The Strategic U-Turn: How IR Teams Can Ensure Success

10 December 2018  |  Admin
The Strategic U-Turn: How IR Teams Can Ensure Success

The ancient Greek philosopher Heraclitus said “The only thing that is constant in life is change”. JM Keynes once observed “When the facts change, I change my mind.” Both men could have been speaking for the modern CEO: the relentless advance of technology, of regulation, of competition and of customer behavior means that any corporate that is unable to change is likely to fail.

And the most dramatic – yet surprisingly common – form of corporate change is the strategy U-turn.

U-Turns have long been a feature of corporate life, as companies re-invent their strategies, their leadership, sometimes their entire business model to cope with challenges, opportunities, and changing circumstances.

Nokia began life as a forestry company, before becoming a major mobile phone maker. Amazon began life as a bookseller. And IBM used to make computers. It has no manufacturing today.

Often, this urge to change direction is driven by shareholders, perhaps through dissatisfaction with performance. Sometimes it is driven by management (often with a highly-paid consultant at their shoulder) and their vision of an alternative future. Sometimes, corporate U-turns are forced upon companies: Royal Bank of Scotland has gone from being the world’s biggest international bank by assets to being a much smaller UK-focused lender, following its collapse and bail-out in the financial crisis.

Indeed, so normalized has the U-turn become that very few companies do not have some sort of “transformation programme” underway at any given time: change is business as usual in the corporate world.

Recent days have seen several more high-profile U-turns demonstrating that the corporate U-turn is alive and well.

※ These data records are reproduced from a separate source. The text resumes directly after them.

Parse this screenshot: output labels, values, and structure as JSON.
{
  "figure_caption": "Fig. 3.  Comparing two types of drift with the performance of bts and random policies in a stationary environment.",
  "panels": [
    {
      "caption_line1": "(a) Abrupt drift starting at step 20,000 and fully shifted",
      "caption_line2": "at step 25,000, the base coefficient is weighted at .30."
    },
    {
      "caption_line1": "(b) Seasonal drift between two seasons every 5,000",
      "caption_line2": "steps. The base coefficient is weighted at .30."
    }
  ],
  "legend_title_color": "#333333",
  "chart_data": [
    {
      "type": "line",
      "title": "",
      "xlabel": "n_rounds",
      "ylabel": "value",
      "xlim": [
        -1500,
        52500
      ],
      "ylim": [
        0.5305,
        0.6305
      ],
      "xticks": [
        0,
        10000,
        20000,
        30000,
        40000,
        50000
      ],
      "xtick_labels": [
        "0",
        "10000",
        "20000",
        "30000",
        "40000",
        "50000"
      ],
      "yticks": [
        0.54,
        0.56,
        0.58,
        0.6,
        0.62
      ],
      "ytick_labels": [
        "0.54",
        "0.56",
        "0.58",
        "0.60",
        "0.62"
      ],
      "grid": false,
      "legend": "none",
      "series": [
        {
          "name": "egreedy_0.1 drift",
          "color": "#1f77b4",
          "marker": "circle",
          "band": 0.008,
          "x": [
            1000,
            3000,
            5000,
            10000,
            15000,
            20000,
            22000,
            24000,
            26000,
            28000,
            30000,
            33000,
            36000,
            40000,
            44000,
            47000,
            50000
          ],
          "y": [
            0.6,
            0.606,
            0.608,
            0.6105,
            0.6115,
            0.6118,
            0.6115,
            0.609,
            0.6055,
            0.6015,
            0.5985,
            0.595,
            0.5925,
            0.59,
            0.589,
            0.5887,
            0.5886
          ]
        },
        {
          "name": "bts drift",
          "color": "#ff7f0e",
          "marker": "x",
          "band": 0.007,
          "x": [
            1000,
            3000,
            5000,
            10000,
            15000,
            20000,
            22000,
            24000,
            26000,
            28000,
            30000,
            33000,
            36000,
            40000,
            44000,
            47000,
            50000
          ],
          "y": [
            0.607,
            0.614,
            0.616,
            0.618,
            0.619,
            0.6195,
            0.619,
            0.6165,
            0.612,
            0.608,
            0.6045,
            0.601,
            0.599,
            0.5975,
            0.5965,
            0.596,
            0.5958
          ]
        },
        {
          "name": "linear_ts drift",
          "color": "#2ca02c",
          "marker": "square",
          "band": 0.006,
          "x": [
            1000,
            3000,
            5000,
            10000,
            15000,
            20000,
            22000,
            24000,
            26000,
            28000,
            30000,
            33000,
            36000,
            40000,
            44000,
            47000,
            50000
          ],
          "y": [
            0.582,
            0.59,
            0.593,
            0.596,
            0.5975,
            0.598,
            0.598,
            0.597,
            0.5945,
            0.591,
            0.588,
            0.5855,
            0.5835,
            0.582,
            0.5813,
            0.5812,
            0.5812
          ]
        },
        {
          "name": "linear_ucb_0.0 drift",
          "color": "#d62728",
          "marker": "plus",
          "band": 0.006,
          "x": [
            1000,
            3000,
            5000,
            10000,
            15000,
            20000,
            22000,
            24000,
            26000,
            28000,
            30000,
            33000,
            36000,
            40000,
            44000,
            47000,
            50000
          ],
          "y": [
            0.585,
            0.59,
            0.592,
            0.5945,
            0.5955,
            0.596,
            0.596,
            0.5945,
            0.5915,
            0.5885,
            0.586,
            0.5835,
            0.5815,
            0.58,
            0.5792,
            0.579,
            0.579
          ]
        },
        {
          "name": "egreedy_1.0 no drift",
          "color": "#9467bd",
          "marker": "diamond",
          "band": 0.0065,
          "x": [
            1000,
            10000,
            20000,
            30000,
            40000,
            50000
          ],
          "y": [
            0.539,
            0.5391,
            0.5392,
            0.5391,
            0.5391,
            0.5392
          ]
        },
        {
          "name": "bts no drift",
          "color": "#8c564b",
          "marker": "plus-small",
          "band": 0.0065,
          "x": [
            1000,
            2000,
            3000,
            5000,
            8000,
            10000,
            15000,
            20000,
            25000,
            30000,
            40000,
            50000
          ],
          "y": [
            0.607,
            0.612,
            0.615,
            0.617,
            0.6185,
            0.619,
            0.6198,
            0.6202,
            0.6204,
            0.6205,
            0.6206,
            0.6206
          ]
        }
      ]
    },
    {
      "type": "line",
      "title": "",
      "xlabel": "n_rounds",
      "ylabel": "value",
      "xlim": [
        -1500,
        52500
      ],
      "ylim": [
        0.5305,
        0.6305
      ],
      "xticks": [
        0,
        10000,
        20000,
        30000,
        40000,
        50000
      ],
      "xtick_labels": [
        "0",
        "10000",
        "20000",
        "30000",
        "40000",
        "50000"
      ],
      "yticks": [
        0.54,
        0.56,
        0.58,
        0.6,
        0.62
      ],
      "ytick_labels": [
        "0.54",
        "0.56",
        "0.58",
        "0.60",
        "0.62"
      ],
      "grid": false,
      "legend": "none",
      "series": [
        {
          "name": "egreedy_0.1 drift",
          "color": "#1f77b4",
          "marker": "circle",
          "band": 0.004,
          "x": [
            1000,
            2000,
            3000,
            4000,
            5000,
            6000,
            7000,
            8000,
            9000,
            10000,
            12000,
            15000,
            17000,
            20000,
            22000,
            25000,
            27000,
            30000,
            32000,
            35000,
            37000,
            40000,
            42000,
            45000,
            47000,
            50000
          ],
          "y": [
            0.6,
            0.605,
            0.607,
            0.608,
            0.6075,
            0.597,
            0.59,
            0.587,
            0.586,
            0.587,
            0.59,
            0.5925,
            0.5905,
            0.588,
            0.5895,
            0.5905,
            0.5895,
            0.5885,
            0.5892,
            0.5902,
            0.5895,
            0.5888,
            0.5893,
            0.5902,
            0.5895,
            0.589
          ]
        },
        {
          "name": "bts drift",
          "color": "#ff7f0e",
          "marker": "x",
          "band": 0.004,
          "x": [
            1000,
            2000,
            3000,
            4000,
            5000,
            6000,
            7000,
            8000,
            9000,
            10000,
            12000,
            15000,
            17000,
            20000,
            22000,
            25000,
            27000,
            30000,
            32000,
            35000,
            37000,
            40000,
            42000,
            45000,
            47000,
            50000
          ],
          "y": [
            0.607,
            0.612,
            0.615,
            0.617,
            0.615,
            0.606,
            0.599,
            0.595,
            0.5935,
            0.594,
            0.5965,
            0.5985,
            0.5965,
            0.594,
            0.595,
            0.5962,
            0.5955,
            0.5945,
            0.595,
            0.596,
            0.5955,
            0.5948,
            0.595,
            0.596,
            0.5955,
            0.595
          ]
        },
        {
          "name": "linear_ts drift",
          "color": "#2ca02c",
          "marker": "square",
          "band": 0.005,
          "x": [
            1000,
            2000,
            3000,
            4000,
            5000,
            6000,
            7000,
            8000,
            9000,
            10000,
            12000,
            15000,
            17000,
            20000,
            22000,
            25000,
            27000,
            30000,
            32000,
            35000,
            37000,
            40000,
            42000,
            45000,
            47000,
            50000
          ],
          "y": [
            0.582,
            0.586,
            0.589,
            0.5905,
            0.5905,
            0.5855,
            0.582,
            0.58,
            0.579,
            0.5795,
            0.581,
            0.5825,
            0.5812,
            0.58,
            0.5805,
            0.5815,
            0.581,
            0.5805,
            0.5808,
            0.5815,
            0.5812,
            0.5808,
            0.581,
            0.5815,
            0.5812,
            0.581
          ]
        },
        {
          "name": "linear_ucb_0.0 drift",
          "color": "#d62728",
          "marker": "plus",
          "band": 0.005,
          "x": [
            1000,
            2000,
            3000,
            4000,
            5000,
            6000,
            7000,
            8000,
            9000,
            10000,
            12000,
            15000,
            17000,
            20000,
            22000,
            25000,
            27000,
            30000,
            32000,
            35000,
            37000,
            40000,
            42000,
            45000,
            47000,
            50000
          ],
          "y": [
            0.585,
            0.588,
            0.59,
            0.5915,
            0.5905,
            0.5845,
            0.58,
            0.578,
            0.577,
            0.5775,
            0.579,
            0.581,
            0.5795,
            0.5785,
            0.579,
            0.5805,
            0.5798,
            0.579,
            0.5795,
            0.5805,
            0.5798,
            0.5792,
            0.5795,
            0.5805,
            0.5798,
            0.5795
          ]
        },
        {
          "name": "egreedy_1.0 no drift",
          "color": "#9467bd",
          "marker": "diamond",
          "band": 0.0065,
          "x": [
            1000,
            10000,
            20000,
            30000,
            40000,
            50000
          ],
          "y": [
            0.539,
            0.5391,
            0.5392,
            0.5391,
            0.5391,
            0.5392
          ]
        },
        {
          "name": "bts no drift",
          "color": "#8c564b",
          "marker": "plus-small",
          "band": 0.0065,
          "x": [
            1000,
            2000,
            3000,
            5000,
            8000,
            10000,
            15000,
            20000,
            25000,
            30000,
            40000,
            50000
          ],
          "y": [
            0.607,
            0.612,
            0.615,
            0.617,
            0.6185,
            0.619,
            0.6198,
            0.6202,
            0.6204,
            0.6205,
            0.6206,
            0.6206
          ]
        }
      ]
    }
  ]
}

Shell announced last week that it would not only be setting firm three- or five-year targets for cutting carbon emissions, but would also extend these targets to include emissions by users of Shell’s fuels. To demonstrate the seriousness of the promise, Shell has linked them to the pay of its CEO Ben van Beurden. 

Back in May, van Beurden said having a long-term “ambition” to cut carbon emissions made more sense than setting firm targets. Now, six months later, he has performed a U-turn and set targets.

We have written here before about Unilever’s spectacular U-turn over a “simplification” strategy change. Now CEO Paul Polden has been made to carry the can for the failed U-turn: he announced he will step down in January.

And herein lies the key to the strategy U-turn: they can come from many directions, and have many causes, but they are intrinsically linked to the senior management that designs and executes them. U-turns can be a sign of weakness (as with Royal Bank of Scotland); or they can be a sign of strength (as with IBM). Some come from within (Unilever) and others from without (Shell). But the key to a successful U-turn is for management to convince stakeholders of the logic of the move – in the same way that they themselves were convinced – and to paint a compelling picture of the post U-turn universe.

In any U-turn, investors are arguably the most important audience to convince. It was investor doubt that stopped Unilever in its tracks; and it was investor support that allowed RBS to “shrink to greatness”. Investors have skin in the game, and need to be led through the logic of any strategic change with care. In the case of a U-turn, they will need to be convinced that the logic of putting their cash into a business idea has not disappeared because the business idea has changed.

Furthermore, their support for the U-turn is crucial to making it happen. The more radical the U-turn, the more likely it is for shareholder support to be explicitly needed at an Extraordinary General Meeting (EGM). And, as with any meeting, the most successful EGMs are the ones where the doubts, questions and skepticism have already been surfaced and dealt with.

Which is where a top class IR team can make the difference between success and failure. As the conduit between the Boardroom and the shareholders, IR will be able to accurately take the pulse of investors, sound them out on prospective change, and feed back the response to management. They can identify the supporters and the naysayers in the analyst and investor community, and target management intervention accordingly.

The best IR teams can also act as a sounding board for management, predicting the response of investors to new ideas – before they have left the drawing board and incurred cost.

If change is the only constant, and strategic flexibility is central to long term corporate success, the role of the strategic IR team becomes crucial. Without them, the response of investors may come as a shock, and – worst of all – that shock may play out in public.

Minimising shocks is what great IR can achieve. And when it comes to corporate strategy, delivering a shareholder shock is the equivalent of performing a U-turn in an oil slick on the road: likely to lead to disaster without a large slice of luck. Best practice IR can ensure that the corporate tyres can cope with the slippery road.